The battle against requiring a computer for your car to run was lost over 30 years ago. It’s just been gradual expansion since then.
A computer running the car isn’t inherently bad. Direct injection with a computer running the show is very efficient for fuel usage. But at that point for commuter vehicles they might as well be electric motors
I have a 2009 Mazda 3 with Bluetooth connectivity and steering wheel button activated voice commands to make calls, configure the phone book and connections etc. This was the sweet spot for technology in cars in my opinion. Oh but the best part is all the dials and LCD clock are all in red light which is wonderful when driving at night.
Everything else I do via voice commands on my smartphone that’s mounted on a phone mount on my dash. Like asking for GPS navigation, playing music, sending text messages.
Nowadays the car infotainment system is trying to reproduce what your smartphone already does with controls that are less intuitive.
Also, what’s the deal with all the bright white and neon blue colors lighting up everything? Can I get a red filter for night driving maybe? Is that so hard to ask?

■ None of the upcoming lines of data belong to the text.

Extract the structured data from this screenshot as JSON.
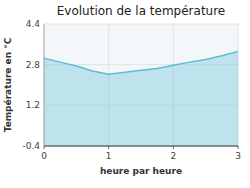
{
  "chart_data": {
    "type": "area",
    "title": "Evolution de la température",
    "x_label": "heure par heure",
    "y_label": "Température en °C",
    "x": [
      0,
      0.25,
      0.5,
      0.75,
      1.0,
      1.25,
      1.5,
      1.75,
      2.0,
      2.25,
      2.5,
      2.75,
      3.0
    ],
    "values": [
      3.05,
      2.9,
      2.75,
      2.55,
      2.42,
      2.5,
      2.58,
      2.65,
      2.78,
      2.9,
      3.0,
      3.15,
      3.32
    ],
    "color": "#5bbdd6",
    "xlim": [
      0,
      3
    ],
    "ylim": [
      -0.4,
      4.4
    ],
    "xticks": [
      0,
      1,
      2,
      3
    ],
    "yticks": [
      -0.4,
      1.2,
      2.8,
      4.4
    ],
    "grid": true
  }
}
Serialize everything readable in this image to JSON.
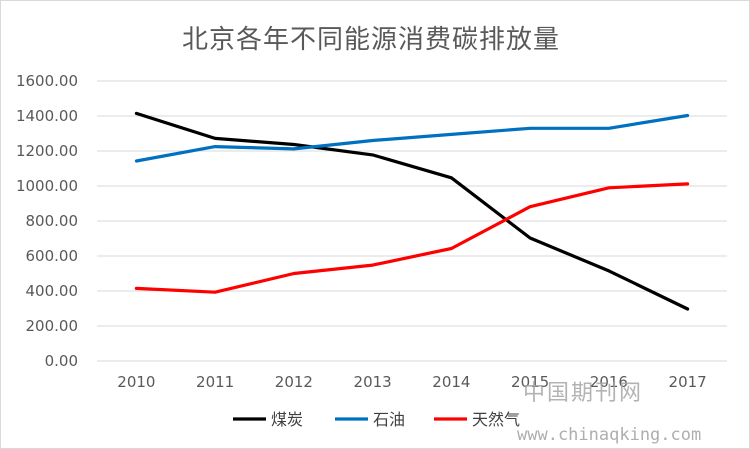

Yeah my 2011 BMW has Bluetooth for calls/music streaming, and a navigation system that I can split screen so I’ve got a mini map showing the names of upcoming cross streets next to my music info. It’s pretty much all I need and works great.
how much money does your car typically take to repair and how often?
I have a 2016 Mazda 3, and agree. I don’t want a BS touch screen. I want intuitive controls that work without me having to look at a screen. The knob control is amazing.
I have the 2018 Mazda 3, and Mazda is actually still one of the better companies when it comes to the infotainment stuff. No touch screen, and the controls are in the center console, where they’re super easy to reach.
I don’t know for sure about the 3, but the CX5 and CX9 definitely have touch screens but can only be used that way when stopped. The 2018 Mazda3 smart start guide says it also works that way. My wife didn’t even realize she had a touch screen until I showed her. I had an Infiniti with touch screen and knobs and I only used the knobs, they are superior for sure.
2016 Mazda 3 does indeed have a touch screen, but not really, because like you said, can only be used when stopped. Knob control otherwise, which works fantastic.
Mazda also has some hilarious bugs in their infotainment systems. This forced people in Western Washington to the NPR station https://jalopnik.com/a-weird-radio-glitch-has-mazda-owners-stuck-listening-t-1848506850
The only tech I want in my car is satellite navigation, Bluetooth audio and Bluetooth calling support. Anything else is fluff.
Reverse camera is nice, too
swapped out my dumb dash unit for android auto and never going back. next car will either have android auto and carplay or it will be easily removable/replaceable or no buy.